This was an especially hectic Christmas season.
It came on the heels of a particularly busy time at work, with me staying until 8:00 or later pretty much one night a week for the past couple months in an effort to keep our project on schedule. In previous years, things slowed down int he office as the end of the year approached, but in 2016, we were hard at it right up until Friday the 23rd.
Then it was off to Rocky Mountain House for a chance to visit with Audrey's sister and her family. Then back the next day for the Christmas Eve service at church, in which Audrey was singing with the choir and I was responsible for arranging the communion elements.
The next morning it was off to Leduc, to spend Christmas Day with my sister and her family, and, for only the second time in over ten years, my Mum!
We overnighted there and then returned home on Boxing Day, having the 27th to ourselves before packing up again and heading down to High River. Audrey's Mum had turned 80, and her brother had set up a big party that ended up becoming a combination open house and family reunion.
After that, we headed back to Edmonton, but brought Audrey's other sister from Ontario with us for a visit. It was wonderful to have her, especially for the two nieces she always wants to see more of, and she headed back today.
So, yes, a bit of an Xmas whirlwind, complicated by the fact that I started out virtually exhausted, and didn't just become that way over time. As a result, none of us are particularly keen on returning to our normal routines at work and school.
I had been extremely apprehensive in the days leading up to Christmas, but an offhand comment at the grocery store on the 22nd helped me to keep things in perspective.
When I picked up the bread for communion that Thursday night on my way home from work, I discovered that we were short on the juice we use in place of wine. My own fault, really, and I have subsequently begun labeling the bottles "COMMUNION". (Should that fail to have the desired effect, I believe I still have some biohazard decals lurking about.) Still, it meant yet another stop on my way home after a tiresome day, at busy supermarket full of increasingly frantic shoppers finishing their holiday preparations.
I couldn't even find the juice I wanted, and grabbed what I hoped would be an acceptable substitute, then headed to the cashier with the shortest lineup. As the cashier rang up my purchase, she asked me if I was finished my own preparations for Christmas.
"I suppose so," I said. "We're frightfully busy this year, travelling to three different towns in six days over Christmas, but on the plus side, we don't have to host this year." In truth, this was the first time that aspect had occurred to me, and it felt encouraging.

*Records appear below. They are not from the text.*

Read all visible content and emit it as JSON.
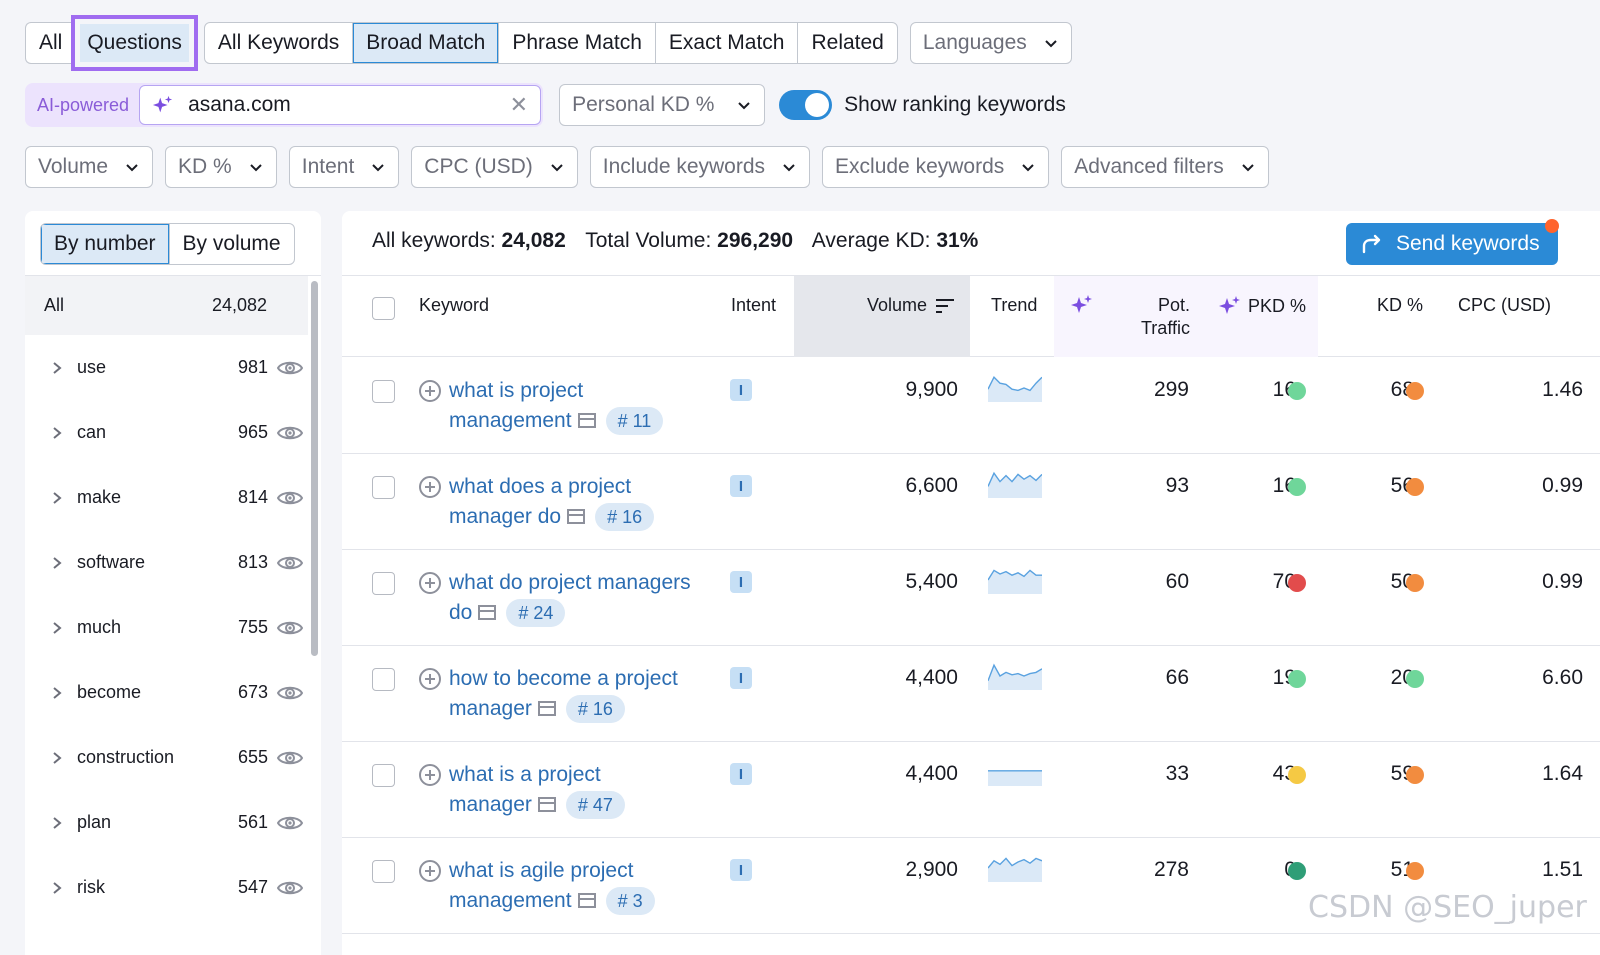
{
  "tabs": {
    "all": "All",
    "questions": "Questions",
    "match": [
      "All Keywords",
      "Broad Match",
      "Phrase Match",
      "Exact Match",
      "Related"
    ],
    "languages": "Languages"
  },
  "search": {
    "ai_label": "AI-powered",
    "domain": "asana.com",
    "clear_icon": "✕",
    "personal_kd": "Personal KD %",
    "toggle_label": "Show ranking keywords",
    "toggle_on": true
  },
  "filters": [
    "Volume",
    "KD %",
    "Intent",
    "CPC (USD)",
    "Include keywords",
    "Exclude keywords",
    "Advanced filters"
  ],
  "left_panel": {
    "by_number": "By number",
    "by_volume": "By volume",
    "all_label": "All",
    "all_count": "24,082",
    "groups": [
      {
        "label": "use",
        "count": "981"
      },
      {
        "label": "can",
        "count": "965"
      },
      {
        "label": "make",
        "count": "814"
      },
      {
        "label": "software",
        "count": "813"
      },
      {
        "label": "much",
        "count": "755"
      },
      {
        "label": "become",
        "count": "673"
      },
      {
        "label": "construction",
        "count": "655"
      },
      {
        "label": "plan",
        "count": "561"
      },
      {
        "label": "risk",
        "count": "547"
      }
    ]
  },
  "summary": {
    "all_keywords_label": "All keywords:",
    "all_keywords": "24,082",
    "total_volume_label": "Total Volume:",
    "total_volume": "296,290",
    "avg_kd_label": "Average KD:",
    "avg_kd": "31%",
    "send_button": "Send keywords"
  },
  "columns": {
    "keyword": "Keyword",
    "intent": "Intent",
    "volume": "Volume",
    "trend": "Trend",
    "pot_traffic_1": "Pot.",
    "pot_traffic_2": "Traffic",
    "pkd": "PKD %",
    "kd": "KD %",
    "cpc": "CPC (USD)"
  },
  "colors": {
    "accent": "#2b8ad6",
    "green": "#6fd69a",
    "dark_green": "#2f9e77",
    "yellow": "#f5c944",
    "orange": "#f28c3f",
    "red": "#e24c4c"
  },
  "rows": [
    {
      "kw1": "what is project",
      "kw2": "management",
      "pos": "# 11",
      "intent": "I",
      "volume": "9,900",
      "pot": "299",
      "pkd": "16",
      "pkd_color": "#6fd69a",
      "kd": "68",
      "kd_color": "#f28c3f",
      "cpc": "1.46",
      "trend": [
        0.45,
        0.95,
        0.7,
        0.65,
        0.45,
        0.4,
        0.5,
        0.4,
        0.7,
        0.95
      ]
    },
    {
      "kw1": "what does a project",
      "kw2": "manager do",
      "pos": "# 16",
      "intent": "I",
      "volume": "6,600",
      "pot": "93",
      "pkd": "16",
      "pkd_color": "#6fd69a",
      "kd": "56",
      "kd_color": "#f28c3f",
      "cpc": "0.99",
      "trend": [
        0.4,
        0.95,
        0.6,
        0.85,
        0.6,
        0.9,
        0.7,
        0.85,
        0.65,
        0.9
      ]
    },
    {
      "kw1": "what do project managers",
      "kw2": "do",
      "pos": "# 24",
      "intent": "I",
      "volume": "5,400",
      "pot": "60",
      "pkd": "70",
      "pkd_color": "#e24c4c",
      "kd": "50",
      "kd_color": "#f28c3f",
      "cpc": "0.99",
      "trend": [
        0.5,
        0.9,
        0.75,
        0.85,
        0.7,
        0.8,
        0.65,
        0.9,
        0.7,
        0.7
      ]
    },
    {
      "kw1": "how to become a project",
      "kw2": "manager",
      "pos": "# 16",
      "intent": "I",
      "volume": "4,400",
      "pot": "66",
      "pkd": "19",
      "pkd_color": "#6fd69a",
      "kd": "20",
      "kd_color": "#6fd69a",
      "cpc": "6.60",
      "trend": [
        0.3,
        0.95,
        0.5,
        0.65,
        0.55,
        0.6,
        0.5,
        0.6,
        0.65,
        0.8
      ]
    },
    {
      "kw1": "what is a project",
      "kw2": "manager",
      "pos": "# 47",
      "intent": "I",
      "volume": "4,400",
      "pot": "33",
      "pkd": "43",
      "pkd_color": "#f5c944",
      "kd": "59",
      "kd_color": "#f28c3f",
      "cpc": "1.64",
      "trend": [
        0.55,
        0.55,
        0.55,
        0.55,
        0.55,
        0.55,
        0.55,
        0.55,
        0.55,
        0.55
      ]
    },
    {
      "kw1": "what is agile project",
      "kw2": "management",
      "pos": "# 3",
      "intent": "I",
      "volume": "2,900",
      "pot": "278",
      "pkd": "0",
      "pkd_color": "#2f9e77",
      "kd": "51",
      "kd_color": "#f28c3f",
      "cpc": "1.51",
      "trend": [
        0.5,
        0.8,
        0.65,
        0.9,
        0.6,
        0.75,
        0.85,
        0.7,
        0.9,
        0.8
      ]
    }
  ],
  "watermark": "CSDN @SEO_juper"
}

My clerk nodded in agreement and completed our transaction. She handed me my receipt, saying cheerily, "That's good, you deserve to be pampered."
I thanked her and began walking out to the parking lot, considering her words as I trudged towards the Flex. I was a bit consternated, in truth. How the hell does a stranger know what I deserve? I thought bitterly. I certainly hope I didn't earn this hectic Christmas schedule for something I did or didn't do!
I opened the door and swung the grocery bags into the back seat. What does deserve have to do with anything anyways? How can you tell someone what they deserve when you know nothing about their situation? I started the engine and threw the Flex into gear; I could feel myself getting upset, which was ridiculous.
Calm down, I told myself. You're right, she doesn't know you; that's the kind of comment she probably says to dozens of people a day. Who's to say who actually deserves it...
...unless everyone does.
The thought leapt unbidden to my mind and settled there, like the raven on the bust of Pallas in Poe's poem.
Maybe it's true because everyone deserves to be pampered every once in a while, whether or not they've been a polite gentleman or a surly bastard, or maybe even sometimes because of it.
Maybe every single individual not only deserves it from time to time, but needs to be reminded of that fact, as I had just been.
It was an astonishing and seasonally appropriate reminder of the power of grace; this notion that good things can come into our life even though we mightn't feel we earned them.
Whether you attribute their origins to the divine, or kismet, or simply blind chance, I think it still behooves us to remember them with a sense of gratitude, and most importantly of all, to pass them on wherever we can.
Reflecting on it in that snowy parking lot, that simple statement from an anonymous cashier in a busy grocery store did as much to ensure I had a Merry Christmas as any other single event or thing. I would hate to forget it, so I am committing it to writing here.
To remind me to always be aware of grace in my life, and to be grateful.